В июле 1914 года Международное социалистическое бюро созвало в Брюсселе конференцию всех групп и фракций русской социал-демократической рабочей партии. Участвовали и примыкавшие к ней или входившие в нее на правах ассоциированных членов политические организации национальных меньшинств России. Цель конференции была, естественно, все та же — добиться объединения всех левых сил. Ленин знал, что на это не пойдет никогда, какое бы решение конференция ни приняла, и поэтому в Брюссель не поехал. Его представляла делегация из трех членов ЦК во главе все с той же Инессой Арманд. Но членом ЦК она никогда не была!.. Могла ли остановить Ильича эта пустая формальность? Она не была членом ЦК, но она была Инессой, то есть — в данном случае — alter ego большевистского лидера: это место всецело принадлежало только ей одной.
До начала войны оставались уже считанные дни — вроде бы самое время было забыть о прежних разногласиях и найти общий язык. Но за принципами, которыми нельзя поступаться, стояли вполне конкретные, притом весьма прозаические, причины. Плеханов не без основания был убежден, что Ленин ни с кем не хочет делить партийную кассу. «Экспроприированные» (то есть попросту захваченные во время грабительских налетов), равно как и полученные по наследству от доброхотов, деньги Ленин берег для «мировой революции», а пока что вполне успешно пользовался ими сам. Кроме того, только что разразился скандал в связи с загадочным бегством Романа Малиновского, внезапно и самовольно отказавшегося от депутатского мандата. Меньшевики (да и проницательные большевики — в лице Бухарина — тоже) сразу же заподозрили «грамотного пролетария» в связи с царской полицией, но это наносило неслыханный удар по престижу самого Ильича, который не скупился на восторженные отзывы о своем ставленнике и лично передвигал его по партийной лестнице все выше и выше.
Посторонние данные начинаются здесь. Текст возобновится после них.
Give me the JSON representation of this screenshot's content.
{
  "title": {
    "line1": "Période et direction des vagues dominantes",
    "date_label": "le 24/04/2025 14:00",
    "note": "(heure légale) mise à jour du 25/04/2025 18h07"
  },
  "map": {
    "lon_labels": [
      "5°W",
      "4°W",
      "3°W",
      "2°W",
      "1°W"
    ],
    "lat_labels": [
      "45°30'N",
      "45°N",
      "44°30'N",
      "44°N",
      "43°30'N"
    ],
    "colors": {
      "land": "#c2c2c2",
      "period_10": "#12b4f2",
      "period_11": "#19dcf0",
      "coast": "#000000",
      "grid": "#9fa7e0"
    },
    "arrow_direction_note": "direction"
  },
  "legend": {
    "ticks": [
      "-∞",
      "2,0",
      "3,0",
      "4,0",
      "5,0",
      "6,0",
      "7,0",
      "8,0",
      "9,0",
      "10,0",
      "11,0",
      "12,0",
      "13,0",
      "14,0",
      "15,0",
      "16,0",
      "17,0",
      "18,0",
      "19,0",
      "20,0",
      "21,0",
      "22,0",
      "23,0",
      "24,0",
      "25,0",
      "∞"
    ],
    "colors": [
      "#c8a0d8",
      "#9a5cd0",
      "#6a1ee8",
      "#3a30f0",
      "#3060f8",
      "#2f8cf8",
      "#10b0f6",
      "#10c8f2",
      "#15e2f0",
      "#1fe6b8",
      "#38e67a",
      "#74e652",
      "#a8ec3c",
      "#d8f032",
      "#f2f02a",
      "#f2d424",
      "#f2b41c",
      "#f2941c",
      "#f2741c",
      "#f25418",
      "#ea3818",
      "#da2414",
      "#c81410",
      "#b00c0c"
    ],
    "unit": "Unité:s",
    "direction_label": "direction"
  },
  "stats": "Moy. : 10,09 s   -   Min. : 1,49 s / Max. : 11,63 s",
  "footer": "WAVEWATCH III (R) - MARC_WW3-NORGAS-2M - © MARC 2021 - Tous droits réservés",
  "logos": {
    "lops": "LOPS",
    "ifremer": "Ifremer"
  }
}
В галицийском городке Поронин, вблизи русской границы, шло партийное «следствие по делу Малиновского». В роли следователей выступали три большевика — сам Ленин, его ближайший сподвижник Григорий Зиновьев и Яков Ганецкий, которому всего лишь через неполных три года предстоит сыграть значительную роль в подготовке захвата власти. Несмотря на убедительные доказательства, подтверждавшие причастность Малиновского к арестам многих партийцев и представленные не только меньшевиком Александром Трояновским, но и большевиками Николаем Бухариным, Николаем Крыленко, Еленой Розмирович, партийное следствие признало вину Малиновского недоказанной. «Все это происки меньшевиков, которые хотят нас дискредитировать», — утверждал Ленин. «Можно ли быть судьей в своем собственном деле?» — задавала резонный вопрос Коллонтай, рассказывая о поронинском «следствии» в письме Зое Шадурской.
За перипетиями этой борьбы (скорее — возни) Коллонтай следила, находясь в Тироле — крохотном курортном городке Кольгруб, где она уединилась с сыном Мишей, приехавшим к ней погостить на летние каникулы. Эти редкие каникулярные свидания были единственным мостиком, связывавшим ее с фактически брошенным ребенком Ребенок из подростка уже превратился в высокого, красивого юношу, на которого заглядывались барышни: их привлекала не только его внешность, но и очень шедшая ему форма студента технологического института. Детская боль от своей заброшенности прошла, сменившись примирением с реальностью и еще большей потребностью в общении — теперь уже не в элементарной материнской заботе, а в беседах, которые помогли бы ему найти свое место в жизни.
31 июля мать и сын возвратились в Берлин. На следующий день разразилась война. И еще день спустя Коллонтай, как и многие другие русские эмигранты, была арестована — не за что-то содеянное, а просто за то, что имела паспорт подданной неприятельской державы. Немецким социал-демократам, большинство которых сразу же заняло патриотическую позицию, удалось легко доказать, что арестованная является врагом того режима, с которым кайзеровская Германия вступила в войну. Впрочем, взятые при обыске документы говорили об этом сами за себя.
Освобождение из тюрьмы пришло всего через два дня, но радости не доставило: Миша все еще оставался в лагере, адрес которого ей никто не давал, а из Парижа пришло известие об убийстве Жореса! Шовинизм набирал силу, поражая уже не отдельные политические группы, но самые широкие массы. Патриотический угар мощно влиял на социал-демократов различных стран, еще вчера говоривших о единстве интересов всех пролетариев, а сегодня присоединивших свои голоса к лозунгу о защите отечества. Столь любимые Александрой Каутский и Адлер, Вандервельде и Гед — все превратились сейчас в оппонентов, если не в откровенных врагов. Только Карл Либкнехт и Клара Цеткин остались, кажется, прежними. Мало, отчаянно мало… Даже если бы и не предложили ей покинуть Германию, она чувствовала бы себя в озлобившейся стране весьма неуютно.